For spouses living in the same Illinois county, the court in that county will take the case. There should be no difference in the outcome depending on who files first. While the petitioner gets the right to state her facts first and make a last rebuttal, most, if not all, judges are able to look at the merits of the case, unprejudiced by the mere order of argument presentation.
However, the petitioner, by initiating the case, sets important deadlines within a certain range. The respondent must present herself on the court-ordered dates.

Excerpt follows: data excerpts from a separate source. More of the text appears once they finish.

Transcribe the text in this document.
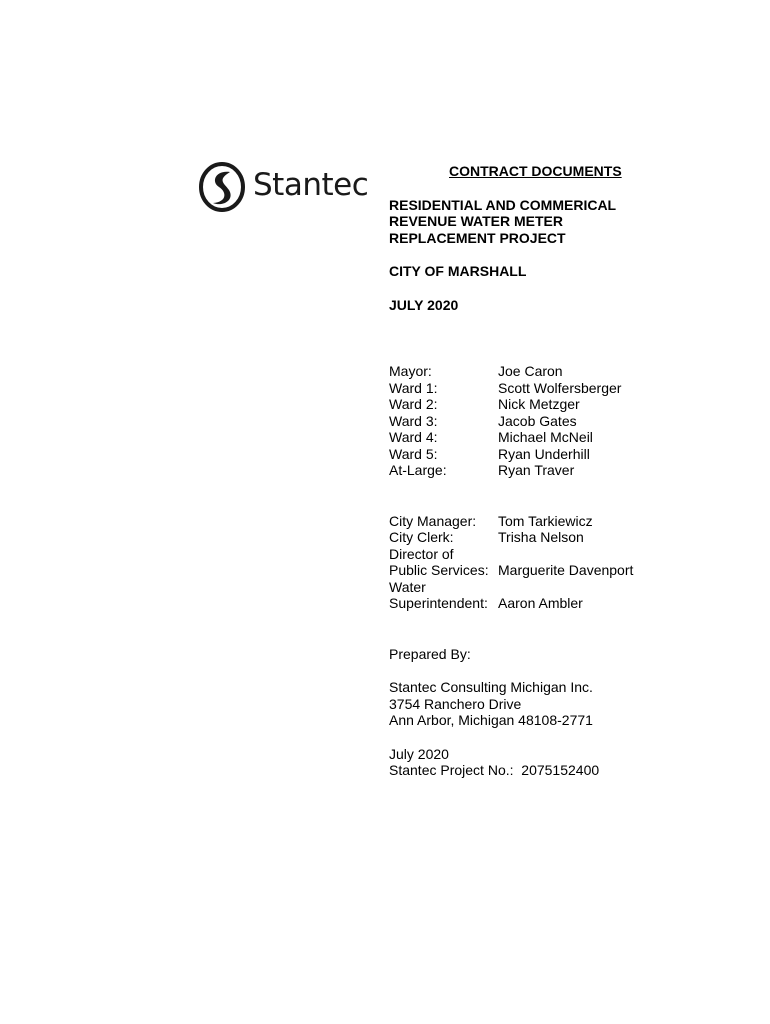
Stantec	CONTRACT DOCUMENTS
RESIDENTIAL AND COMMERICAL
REVENUE WATER METER
REPLACEMENT PROJECT
CITY OF MARSHALL
JULY 2020
Mayor:	Joe Caron
Ward 1:	Scott Wolfersberger
Ward 2:	Nick Metzger
Ward 3:	Jacob Gates
Ward 4:	Michael McNeil
Ward 5:	Ryan Underhill
At-Large:	Ryan Traver
City Manager:	Tom Tarkiewicz
City Clerk:	Trisha Nelson
Director of
Public Services: Marguerite Davenport
Water
Superintendent: Aaron Ambler
Prepared By:
Stantec Consulting Michigan Inc.
3754 Ranchero Drive
Ann Arbor, Michigan 48108-2771
July 2020
Stantec Project No.:  2075152400
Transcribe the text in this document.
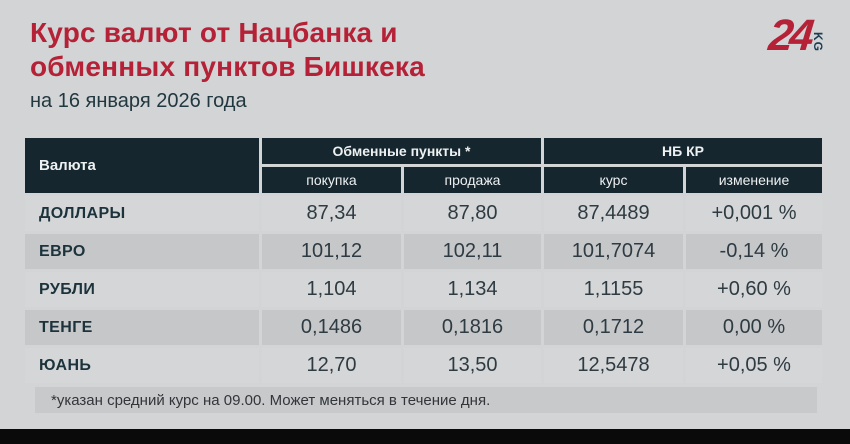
Курс валют от Нацбанка и
обменных пунктов Бишкека
24
KG
на 16 января 2026 года
Валюта
Обменные пункты *	НБ КР
покупка	продажа	курс	изменение
ДОЛЛАРЫ	87,34	87,80	87,4489	+0,001 %
ЕВРО	101,12	102,11	101,7074	-0,14 %
РУБЛИ	1,104	1,134	1,1155	+0,60 %
ТЕНГЕ	0,1486	0,1816	0,1712	0,00 %
ЮАНЬ	12,70	13,50	12,5478	+0,05 %
*указан средний курс на 09.00. Может меняться в течение дня.
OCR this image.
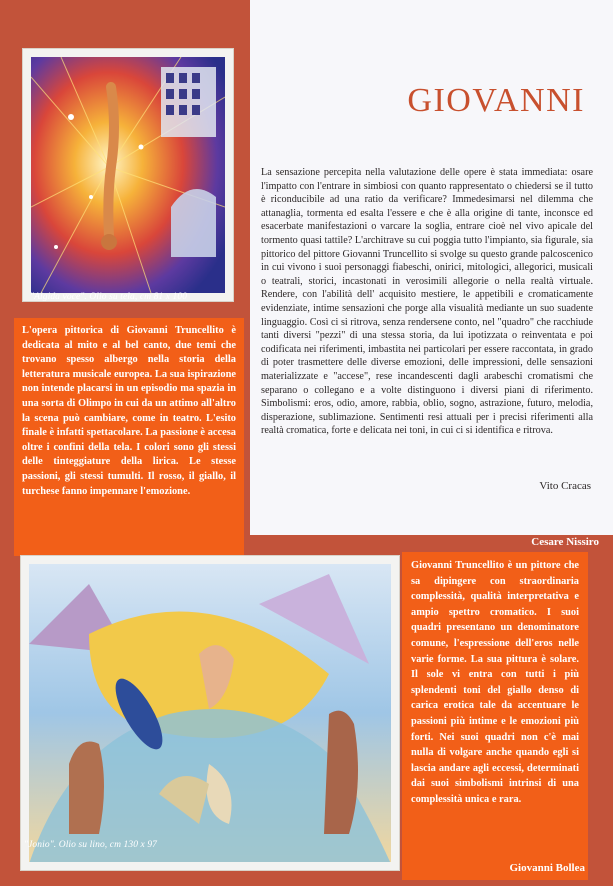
"Algida voce". Olio su tela, cm 81 x 100
L'opera pittorica di Giovanni Truncellito è dedicata al mito e al bel canto, due temi che trovano spesso albergo nella storia della letteratura musicale europea. La sua ispirazione non intende placarsi in un episodio ma spazia in una sorta di Olimpo in cui da un attimo all'altro la scena può cambiare, come in teatro. L'esito finale è infatti spettacolare. La passione è accesa oltre i confini della tela. I colori sono gli stessi delle tinteggiature della lirica. Le stesse passioni, gli stessi tumulti. Il rosso, il giallo, il turchese fanno impennare l'emozione.
Cesare Nissiro
GIOVANNI

La sensazione percepita nella valutazione delle opere è stata immediata: osare l'impatto con l'entrare in simbiosi con quanto rappresentato o chiedersi se il tutto è riconducibile ad una ratio da verificare? Immedesimarsi nel dilemma che attanaglia, tormenta ed esalta l'essere e che è alla origine di tante, inconsce ed esacerbate manifestazioni o varcare la soglia, entrare cioè nel vivo apicale del tormento quasi tattile? L'architrave su cui poggia tutto l'impianto, sia figurale, sia pittorico del pittore Giovanni Truncellito si svolge su questo grande palcoscenico in cui vivono i suoi personaggi fiabeschi, onirici, mitologici, allegorici, musicali o teatrali, storici, incastonati in verosimili allegorie o nella realtà virtuale. Rendere, con l'abilità dell' acquisito mestiere, le appetibili e cromaticamente evidenziate, intime sensazioni che porge alla visualità mediante un suo suadente linguaggio. Così ci si ritrova, senza rendersene conto, nel "quadro" che racchiude tanti diversi "pezzi" di una stessa storia, da lui ipotizzata o reinventata e poi codificata nei riferimenti, imbastita nei particolari per essere raccontata, in grado di poter trasmettere delle diverse emozioni, delle impressioni, delle sensazioni materializzate e "accese", rese incandescenti dagli arabeschi cromatismi che separano o collegano e a volte distinguono i diversi piani di riferimento. Simbolismi: eros, odio, amore, rabbia, oblio, sogno, astrazione, futuro, melodia, disperazione, sublimazione. Sentimenti resi attuali per i precisi riferimenti alla realtà cromatica, forte e delicata nei toni, in cui ci si identifica e ritrova.

Vito Cracas
"Jonio". Olio su lino, cm 130 x 97
Giovanni Truncellito è un pittore che sa dipingere con straordinaria complessità, qualità interpretativa e ampio spettro cromatico. I suoi quadri presentano un denominatore comune, l'espressione dell'eros nelle varie forme. La sua pittura è solare. Il sole vi entra con tutti i più splendenti toni del giallo denso di carica erotica tale da accentuare le passioni più intime e le emozioni più forti. Nei suoi quadri non c'è mai nulla di volgare anche quando egli si lascia andare agli eccessi, determinati dai suoi simbolismi intrinsi di una complessità unica e rara.
Giovanni Bollea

The petition may also set certain temporary court orders for child custody, living arrangements, etc. during the divorce process.
Where parties are living in different Illinois counties, the case is usually held in the petitioner’s county. This could be an advantage to petitioner in travel costs. However, upon respondent’s objection, the judge can transfer venue to respondent’s county if fair and reasonable.
When spouses live in different states, the divorce is usually held in petitioner’s state, if residency requirements are met. To qualify as an Illinois resident, a spouse must reside in Illinois at least 90 days before the final ruling. Once the divorce is filed in Illinois, the petitioner enjoys Illinois divorce laws. This could be an advantage for a spouse that wants a fair distribution of property (Illinois law) as opposed to an equal division of property (other states such as California).